Having great experience with the UI Eye Care Clinic in the past, Hester called the clinic and scheduled an appointment.

“It was almost like a valet service,” he said. “They saw exactly what I needed to have done and walked me through the whole process.”

Hester was referred to UI Professor Kenneth Goins, an ophthalmologist at Iowa Lions Eye Bank.

“Phil had significant corneal edema and guttata formation in the visual axis or ‘line of sight,’” Goins said. “He spoke of how his poor vision impaired his work and average daily living activities.”

Before the transplant could take place, Hester had to use other treatments.

“I was on an eye-drop therapy for a while, but that was kind of like a holding strategy before the transplant could take place,” he said.

To prepare Hester for his transplants, Goins offered him several treatment options.

“The main treatment is surgical with endothelial keratoplasty,” Goins said. “Given that he had cataracts, cataract surgery was recommended as well.” 

Preoperative testing was done to examine the severity of corneal swelling and its impact on vision, as well as measurements on the eye that would allow for placement of an intraocular lens after cataract removal, he said.

Two corneal transplants took place, Hester said. The left eye was operated on in the summer of 2016 and the right eye in the fall of 2016.

“Once I had those transplants, immediately I could see better,” he said. “Even though I had one good eye and one bad eye [after the first transplant], I started working right away.”

After the surgery and follow-up appointments, Goins said Hester’s eyesight should return to normal.

“His vision has been restored to 20/20,” Goins said. “The long-term prognosis is excellent.”

Following both corneal transplants, Hester sent a letter of gratitude to the donor families, which sparked the attention of Deb Schuett, a family-services coordinator at Iowa Lions Eye Bank.

The letter Hester wrote was passed on by Schuett. One of her jobs is to link the recipients with the families of the donor through a letter written by the recipients.

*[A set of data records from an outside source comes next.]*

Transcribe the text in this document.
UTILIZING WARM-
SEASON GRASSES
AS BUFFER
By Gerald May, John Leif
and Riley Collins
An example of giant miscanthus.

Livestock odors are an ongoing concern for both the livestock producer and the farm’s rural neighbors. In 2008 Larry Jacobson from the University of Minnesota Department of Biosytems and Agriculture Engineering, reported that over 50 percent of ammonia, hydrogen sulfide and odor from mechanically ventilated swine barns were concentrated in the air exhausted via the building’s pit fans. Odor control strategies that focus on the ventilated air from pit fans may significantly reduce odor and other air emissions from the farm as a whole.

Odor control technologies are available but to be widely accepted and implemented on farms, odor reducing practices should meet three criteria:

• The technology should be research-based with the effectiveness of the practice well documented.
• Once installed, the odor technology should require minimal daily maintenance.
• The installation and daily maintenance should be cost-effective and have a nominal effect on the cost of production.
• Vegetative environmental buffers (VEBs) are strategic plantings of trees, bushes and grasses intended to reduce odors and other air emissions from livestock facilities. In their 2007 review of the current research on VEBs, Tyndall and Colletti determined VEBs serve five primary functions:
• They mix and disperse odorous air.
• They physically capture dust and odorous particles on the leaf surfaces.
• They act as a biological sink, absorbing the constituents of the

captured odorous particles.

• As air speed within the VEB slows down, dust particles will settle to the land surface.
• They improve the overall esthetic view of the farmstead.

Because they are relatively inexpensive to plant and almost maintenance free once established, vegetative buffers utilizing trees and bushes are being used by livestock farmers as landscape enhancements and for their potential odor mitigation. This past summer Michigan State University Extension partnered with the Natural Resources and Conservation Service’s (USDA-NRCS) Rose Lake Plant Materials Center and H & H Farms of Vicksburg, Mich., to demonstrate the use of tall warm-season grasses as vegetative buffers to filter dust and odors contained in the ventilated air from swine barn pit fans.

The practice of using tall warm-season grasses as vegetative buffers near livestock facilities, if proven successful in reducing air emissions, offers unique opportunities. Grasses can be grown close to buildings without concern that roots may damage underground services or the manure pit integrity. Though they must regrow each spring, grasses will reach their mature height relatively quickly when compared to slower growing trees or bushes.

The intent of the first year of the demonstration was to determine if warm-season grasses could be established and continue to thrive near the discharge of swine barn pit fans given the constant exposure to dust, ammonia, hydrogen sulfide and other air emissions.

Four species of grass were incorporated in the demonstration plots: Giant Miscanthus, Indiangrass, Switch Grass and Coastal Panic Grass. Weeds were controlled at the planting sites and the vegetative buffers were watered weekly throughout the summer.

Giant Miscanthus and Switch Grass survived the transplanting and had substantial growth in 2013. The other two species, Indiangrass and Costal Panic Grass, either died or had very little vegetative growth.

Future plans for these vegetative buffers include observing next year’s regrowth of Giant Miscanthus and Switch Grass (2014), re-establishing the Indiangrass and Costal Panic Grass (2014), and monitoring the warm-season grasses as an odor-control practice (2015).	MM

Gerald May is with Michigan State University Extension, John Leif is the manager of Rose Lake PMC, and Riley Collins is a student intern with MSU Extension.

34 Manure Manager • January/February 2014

“When [Phil] had his transplant last year, he wrote one of the most beautiful, touching, heartfelt letters that I have received from a recipient,” Schuett said.

Reading the letter, she said, Hester touched on some very important points mentioning that his career was dependent on his eyesight.

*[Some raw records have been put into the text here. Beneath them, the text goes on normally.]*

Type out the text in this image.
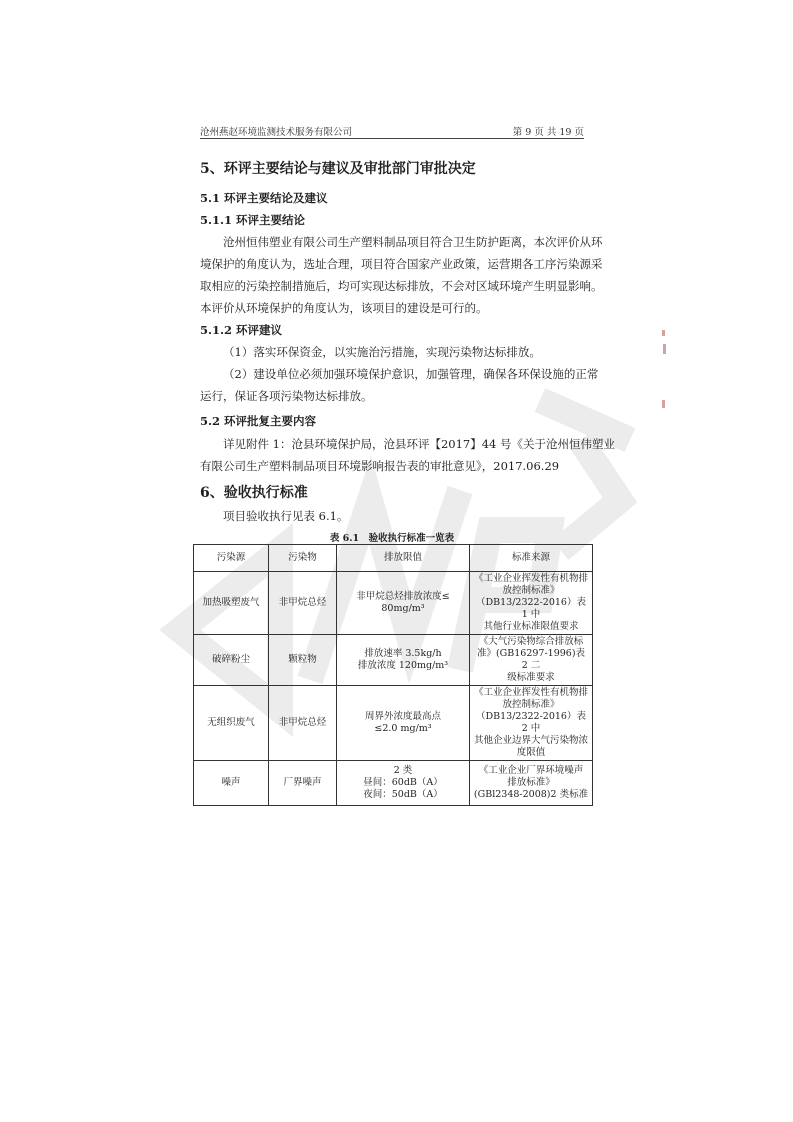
沧州燕赵环境监测技术服务有限公司	第 9 页 共 19 页
5、环评主要结论与建议及审批部门审批决定
5.1 环评主要结论及建议
5.1.1 环评主要结论
沧州恒伟塑业有限公司生产塑料制品项目符合卫生防护距离，本次评价从环
境保护的角度认为，选址合理，项目符合国家产业政策，运营期各工序污染源采
取相应的污染控制措施后，均可实现达标排放，不会对区域环境产生明显影响。
本评价从环境保护的角度认为，该项目的建设是可行的。
5.1.2 环评建议
（1）落实环保资金，以实施治污措施，实现污染物达标排放。
（2）建设单位必须加强环境保护意识，加强管理，确保各环保设施的正常
运行，保证各项污染物达标排放。
5.2 环评批复主要内容
详见附件 1：沧县环境保护局，沧县环评【2017】44 号《关于沧州恒伟塑业
有限公司生产塑料制品项目环境影响报告表的审批意见》，2017.06.29
6、验收执行标准
项目验收执行见表 6.1。
表 6.1　验收执行标准一览表
污染源	污染物	排放限值	标准来源
加热吸塑废气	非甲烷总烃	非甲烷总烃排放浓度≤
80mg/m³	《工业企业挥发性有机物排
放控制标准》
（DB13/2322-2016）表 1 中
其他行业标准限值要求

破碎粉尘	颗粒物	排放速率 3.5kg/h
排放浓度 120mg/m³	《大气污染物综合排放标
准》(GB16297-1996)表 2 二
级标准要求

无组织废气	非甲烷总烃	周界外浓度最高点
≤2.0 mg/m³	《工业企业挥发性有机物排
放控制标准》
（DB13/2322-2016）表 2 中
其他企业边界大气污染物浓
度限值

噪声	厂界噪声	2 类
昼间：60dB（A）
夜间：50dB（A）	《工业企业厂界环境噪声
排放标准》
(GBl2348-2008)2 类标准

“I couldn’t imagine not doing it,” Hester said. “The idea of getting a gift like that and not expressing gratitude seems impossible to me.”

After forwarding the letter to the donor family, Schuett called Hester and asked if he would be interested in using his art in a holiday card the organization sends out every year, Schuett said.

“Of course Phil was so gracious,” she said. “He took it as a professional role.”

His artwork was of a superhero, relevant to Hester’s image of his donor being a superhero.

“He provided that and completed this on deadline the night before his second corneal transplant,” she said.